In DSTH systems, the electricity generated by a PV unit is used to directly drive water-splitting redox reactions without the need for an electrolyzer or complex power infrastructure. Commercial viability, however, remains unattainable despite efficiencies close to 19%, due to the use of expensive semiconductors and noble-metal catalysts.
The new systems, however, reportedly uses inexpensive semiconductors and low-cost, Ni-based catalysts, which could mean it has a real potential for scaling up.
The integrated water-splitting cell developed by the Australian group is based on a 'flower-stem' morphology and is planned to rely on a hydrogen evolution reaction (HER) electrode made of NiMo alloy, which is a non-noble-metal-based efficient catalyst for HER due to its appropriate hydrogen binding energy and excellent alkali corrosion. This electrode is then coupled with an oxygen evolution reaction (OER) electrode made of low-cost nickel-iron alloy (NiFE) that, in turn, offers an excellent OER catalytic activity.
DSHT systems are usually built with two or more single PV cells, due to the relatively high voltage requirements of the water-splitting reaction.
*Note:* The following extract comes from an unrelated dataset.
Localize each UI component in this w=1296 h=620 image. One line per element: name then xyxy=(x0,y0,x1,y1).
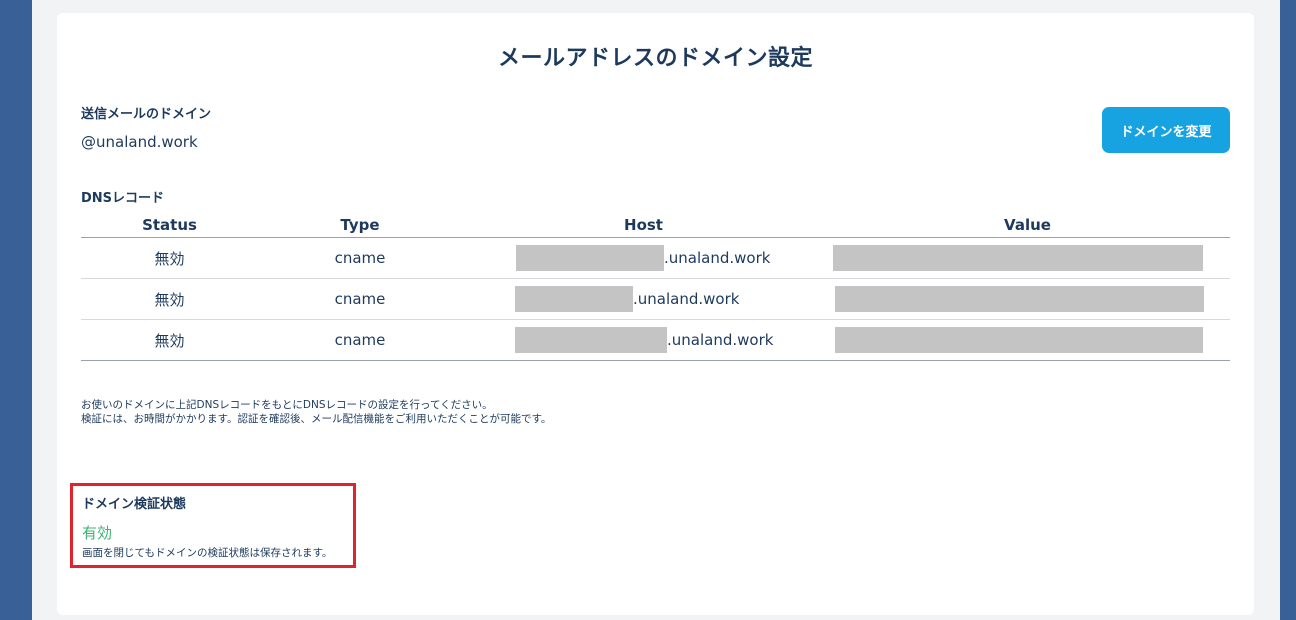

The demonstrated system, by contrast, is powered by a single, 24.3%-efficient tandem perovskite-silicon solar cell based on a perovskite cell with a power conversion efficiency of 15.3%, an 'unprecedented' open-circuit voltage of 1.271 V, a short circuit current density of 17.8 mA/cm-2, and a fill factor of 68%.
The researchers said that the high voltage obtained in their work proved to be decisive in the optimal matching of the power generated by the tandem cell and the energy needed by the catalyst electrodes to split water, thereby resulting in high solar-to-hydrogen efficiency.
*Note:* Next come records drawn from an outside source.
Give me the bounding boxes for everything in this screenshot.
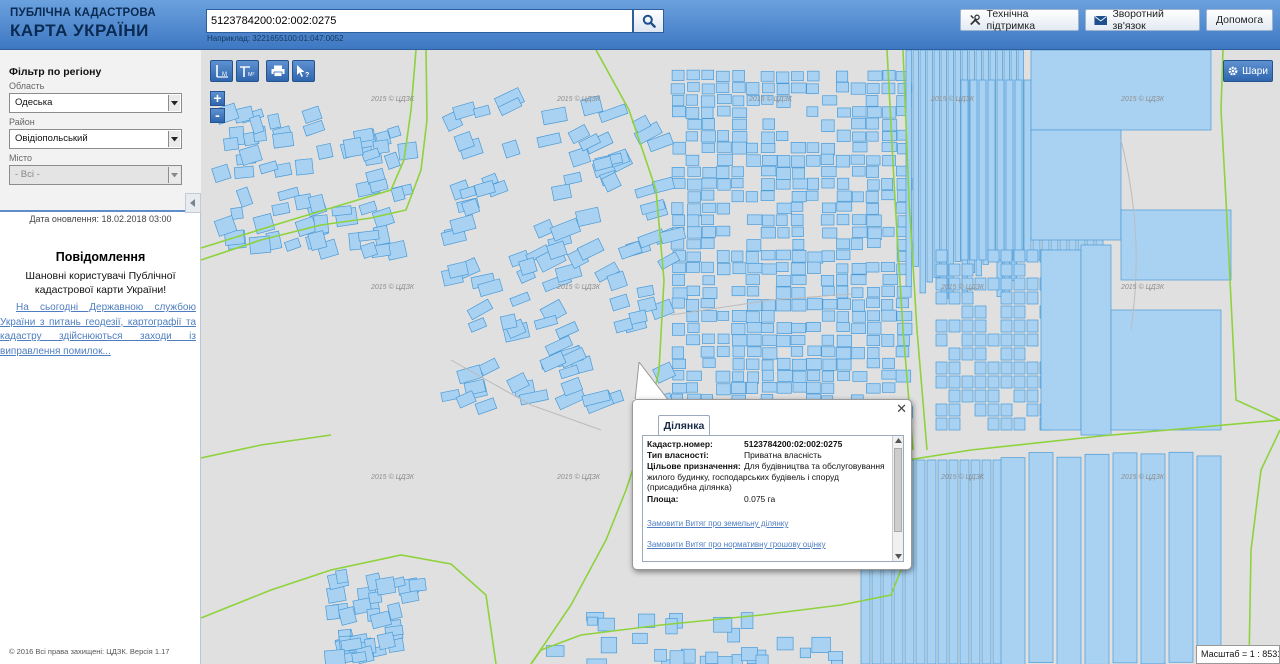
watermark: 2015 © ЦДЗК [931,96,975,103]
identify-button[interactable]: ? [292,60,315,82]
sidebar: Фільтр по регіону Область Одеська Район … [0,50,201,664]
svg-text:M²: M² [248,72,255,78]
svg-text:M: M [222,72,227,78]
map-canvas[interactable]: 2015 © ЦДЗК 2015 © ЦДЗК 2015 © ЦДЗК 2015… [201,50,1280,664]
logo-line2: КАРТА УКРАЇНИ [10,20,149,40]
popup-body: Кадастр.номер: 5123784200:02:002:0275 Ти… [642,435,904,562]
row-purpose: Цільове призначення: Для будівництва та … [647,461,885,492]
order-valuation-link[interactable]: Замовити Витяг про нормативну грошову оц… [647,540,826,551]
watermark: 2015 © ЦДЗК [371,284,415,291]
row-cadastral-number: Кадастр.номер: 5123784200:02:002:0275 [647,439,843,449]
dropdown-arrow-icon [168,95,180,111]
update-date: Дата оновлення: 18.02.2018 03:00 [29,214,172,224]
search-input[interactable] [206,9,633,33]
watermark: 2015 © ЦДЗК [1121,96,1165,103]
watermark: 2015 © ЦДЗК [749,96,793,103]
printer-icon [271,65,284,77]
collapse-sidebar-button[interactable] [185,193,201,213]
copyright: © 2016 Всі права захищені: ЦДЗК. Версія … [9,647,170,656]
region-select[interactable]: Одеська [9,93,182,113]
region-label: Область [9,81,45,91]
district-value: Овідіопольський [15,133,88,144]
popup-pointer [633,362,683,402]
print-button[interactable] [266,60,289,82]
svg-text:?: ? [305,72,309,78]
search-example: Наприклад: 3221655100:01:047:0052 [207,34,344,43]
cursor-question-icon: ? [297,65,309,78]
envelope-icon [1094,15,1108,25]
watermark: 2015 © ЦДЗК [371,474,415,481]
site-logo[interactable]: ПУБЛІЧНА КАДАСТРОВА КАРТА УКРАЇНИ [10,7,156,40]
watermark: 2015 © ЦДЗК [557,474,601,481]
watermark: 2015 © ЦДЗК [941,474,985,481]
app-window: ПУБЛІЧНА КАДАСТРОВА КАРТА УКРАЇНИ Наприк… [0,0,1280,664]
notice-link[interactable]: На сьогодні Державною службою України з … [0,301,196,359]
logo-line1: ПУБЛІЧНА КАДАСТРОВА [10,7,156,19]
district-label: Район [9,117,35,127]
popup-scrollbar[interactable] [892,436,903,561]
layers-button[interactable]: Шари [1223,60,1273,82]
watermark: 2015 © ЦДЗК [1121,474,1165,481]
region-filter-panel: Фільтр по регіону Область Одеська Район … [0,50,201,212]
search-button[interactable] [633,9,664,33]
layers-label: Шари [1242,65,1268,77]
city-label: Місто [9,153,33,163]
gear-icon [1228,66,1238,76]
parcel-details: Кадастр.номер: 5123784200:02:002:0275 Ти… [647,439,889,561]
region-value: Одеська [15,97,53,108]
scale-indicator: Масштаб = 1 : 8531 [1196,645,1280,664]
city-select[interactable]: - Всі - [9,165,182,185]
watermark: 2015 © ЦДЗК [941,284,985,291]
chevron-left-icon [190,199,195,207]
measure-distance-button[interactable]: M [210,60,233,82]
scroll-up-icon[interactable] [895,438,902,443]
row-ownership: Тип власності: Приватна власність [647,450,822,460]
help-button[interactable]: Допомога [1206,9,1273,31]
help-label: Допомога [1215,14,1264,26]
scroll-down-icon[interactable] [895,554,902,559]
row-area: Площа: 0.075 га [647,494,776,504]
notice-text: Шановні користувачі Публічної кадастрово… [25,270,176,296]
header-bar: ПУБЛІЧНА КАДАСТРОВА КАРТА УКРАЇНИ Наприк… [0,0,1280,50]
close-icon[interactable]: ✕ [896,401,907,417]
parcel-info-popup: ✕ Ділянка Кадастр.номер: 5123784200:02:0… [632,399,912,570]
zoom-out-button[interactable]: - [210,108,225,123]
scrollbar-thumb[interactable] [894,448,902,532]
parcel-layer [211,50,1232,664]
tab-parcel[interactable]: Ділянка [658,415,710,436]
order-extract-link[interactable]: Замовити Витяг про земельну ділянку [647,519,788,530]
search-icon [642,14,656,28]
feedback-label: Зворотний зв'язок [1112,8,1164,32]
dropdown-arrow-icon [168,167,180,183]
feedback-button[interactable]: Зворотний зв'язок [1085,8,1200,32]
support-button[interactable]: Технічна підтримка [960,8,1079,32]
cadastral-map[interactable] [201,50,1280,664]
watermark: 2015 © ЦДЗК [371,96,415,103]
dropdown-arrow-icon [168,131,180,147]
watermark: 2015 © ЦДЗК [1121,284,1165,291]
tools-icon [970,14,981,26]
ruler-icon: M [215,65,228,78]
zoom-in-button[interactable]: + [210,91,225,106]
watermark: 2015 © ЦДЗК [557,96,601,103]
area-measure-icon: M² [239,66,255,78]
support-label: Технічна підтримка [986,8,1036,32]
measure-area-button[interactable]: M² [236,60,259,82]
watermark: 2015 © ЦДЗК [557,284,601,291]
city-value: - Всі - [15,169,40,180]
cadastral-number-value: 5123784200:02:002:0275 [744,439,843,449]
filter-title: Фільтр по регіону [9,66,102,78]
notice-title: Повідомлення [55,250,146,264]
district-select[interactable]: Овідіопольський [9,129,182,149]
The surface of the perovskite layer was passivated with an organic cation known as n-dodecylammonium bromide (C12H28BrN), which consists of a long alkyl chain. The tandem cell was linked to the cell catalyst electrodes with wired connections.
The scientists said their analysis demonstrated that the proposed system may achieve solar-to-hydrogen efficiency of 20% at a levelized cost of hydrogen (LCOH) estimated at $4.10/kg. 'Improving solely the perovskite cell could enhance the STH efficiency close to 25%,' they said. 'Combined with future reductions in the PV panel and membrane costs, an LCOH of $2.30/kg-1 could be achieved, presenting a remarkable opportunity to realize cheap renewable hydrogen.'
The scientists estimate that in order to make the DSTH technology practically viable, the next vital steps are reactor optimization to produce H2 gas at scale in a cost-effective manner, and achieving the technology readiness needed for market adoption.